In the Journal of Academy of Nutrition and Dietetics review, authors speculate that it could be because plant-based diets support the production of serotonin and melatonin—two hormones that are essential in the sleep-wake cycle. The gut-brain connection could also be at play. There’s some fascinating emerging research to show that the microbes in our gut can affect certain sleep measures.
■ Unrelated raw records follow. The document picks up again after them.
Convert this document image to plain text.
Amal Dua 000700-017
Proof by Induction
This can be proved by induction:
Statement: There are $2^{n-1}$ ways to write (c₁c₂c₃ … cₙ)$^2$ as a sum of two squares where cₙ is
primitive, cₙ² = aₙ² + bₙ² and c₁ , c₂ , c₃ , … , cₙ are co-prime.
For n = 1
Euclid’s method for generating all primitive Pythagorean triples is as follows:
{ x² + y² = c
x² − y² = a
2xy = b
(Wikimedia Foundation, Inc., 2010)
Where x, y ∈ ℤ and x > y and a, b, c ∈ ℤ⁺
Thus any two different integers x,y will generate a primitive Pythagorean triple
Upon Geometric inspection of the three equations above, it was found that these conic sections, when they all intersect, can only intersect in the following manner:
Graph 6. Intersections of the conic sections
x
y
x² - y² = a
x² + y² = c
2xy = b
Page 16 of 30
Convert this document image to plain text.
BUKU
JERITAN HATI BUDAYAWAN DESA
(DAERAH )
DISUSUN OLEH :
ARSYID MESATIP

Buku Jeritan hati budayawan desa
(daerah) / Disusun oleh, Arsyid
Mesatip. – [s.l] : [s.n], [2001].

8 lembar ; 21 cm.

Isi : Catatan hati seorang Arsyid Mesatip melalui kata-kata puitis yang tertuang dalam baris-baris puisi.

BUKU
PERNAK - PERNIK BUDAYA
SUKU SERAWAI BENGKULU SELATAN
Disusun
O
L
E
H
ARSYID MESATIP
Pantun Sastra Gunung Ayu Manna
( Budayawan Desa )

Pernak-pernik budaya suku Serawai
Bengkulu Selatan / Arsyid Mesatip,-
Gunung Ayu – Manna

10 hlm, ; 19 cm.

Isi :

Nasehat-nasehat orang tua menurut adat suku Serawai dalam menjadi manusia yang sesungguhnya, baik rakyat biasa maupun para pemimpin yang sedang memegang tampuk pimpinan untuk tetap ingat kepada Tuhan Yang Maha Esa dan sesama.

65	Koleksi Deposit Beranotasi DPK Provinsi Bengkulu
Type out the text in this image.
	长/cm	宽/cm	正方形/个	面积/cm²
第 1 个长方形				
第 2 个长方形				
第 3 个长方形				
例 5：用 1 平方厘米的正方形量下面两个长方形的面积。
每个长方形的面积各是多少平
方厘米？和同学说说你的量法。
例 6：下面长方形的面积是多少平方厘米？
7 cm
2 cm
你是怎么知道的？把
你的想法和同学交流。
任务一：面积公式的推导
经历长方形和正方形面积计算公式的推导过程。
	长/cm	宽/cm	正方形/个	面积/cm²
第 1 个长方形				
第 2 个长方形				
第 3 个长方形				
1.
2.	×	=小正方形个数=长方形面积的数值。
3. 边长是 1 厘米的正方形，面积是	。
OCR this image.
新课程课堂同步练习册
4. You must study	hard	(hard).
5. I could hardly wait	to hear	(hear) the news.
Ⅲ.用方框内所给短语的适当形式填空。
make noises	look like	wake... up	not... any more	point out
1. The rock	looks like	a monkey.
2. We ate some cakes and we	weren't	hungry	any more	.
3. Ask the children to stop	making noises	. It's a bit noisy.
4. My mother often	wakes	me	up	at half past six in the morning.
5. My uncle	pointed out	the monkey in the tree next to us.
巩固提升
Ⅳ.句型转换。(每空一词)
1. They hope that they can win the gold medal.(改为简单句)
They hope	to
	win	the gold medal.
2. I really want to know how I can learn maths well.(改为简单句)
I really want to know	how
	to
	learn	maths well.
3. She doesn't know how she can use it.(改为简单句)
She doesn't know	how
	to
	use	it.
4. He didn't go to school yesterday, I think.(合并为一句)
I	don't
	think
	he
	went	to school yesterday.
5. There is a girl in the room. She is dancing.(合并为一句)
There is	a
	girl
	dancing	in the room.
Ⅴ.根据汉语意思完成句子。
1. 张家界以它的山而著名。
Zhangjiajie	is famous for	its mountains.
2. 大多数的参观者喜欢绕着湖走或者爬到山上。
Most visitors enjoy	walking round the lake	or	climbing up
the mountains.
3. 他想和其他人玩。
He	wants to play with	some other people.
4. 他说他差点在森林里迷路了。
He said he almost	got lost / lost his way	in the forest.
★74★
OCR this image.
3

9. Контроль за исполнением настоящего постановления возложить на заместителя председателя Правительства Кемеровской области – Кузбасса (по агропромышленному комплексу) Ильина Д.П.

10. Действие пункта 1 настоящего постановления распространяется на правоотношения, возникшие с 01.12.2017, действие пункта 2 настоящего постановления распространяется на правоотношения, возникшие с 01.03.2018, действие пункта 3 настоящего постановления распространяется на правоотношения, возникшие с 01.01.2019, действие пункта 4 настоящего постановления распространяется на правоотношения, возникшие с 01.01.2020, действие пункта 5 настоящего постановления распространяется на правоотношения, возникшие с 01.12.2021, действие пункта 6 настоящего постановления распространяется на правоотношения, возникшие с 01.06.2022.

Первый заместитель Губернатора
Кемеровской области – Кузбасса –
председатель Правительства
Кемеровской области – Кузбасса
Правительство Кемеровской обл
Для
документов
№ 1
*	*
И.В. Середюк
Those who follow diets high in probiotics, fiber, clean protein, and healthy fats typically have a richer gut microbiome.
On the other side of the coin, diets that are high in refined carbs, sugars, and processed foods have been associated with weight gain. “Excess weight, in turn, can lead to poor sleep quality” and up your risk for sleep problems, the authors share in the report.
While they note that longer-term and more rigorous studies (especially including more women, who tend to report greater sleep disturbances than men) are needed to reinforce these findings, it seems that when it comes to rest, a minimally processed, plant-forward but protein-rich diet pattern a la Mediterranean diet is best.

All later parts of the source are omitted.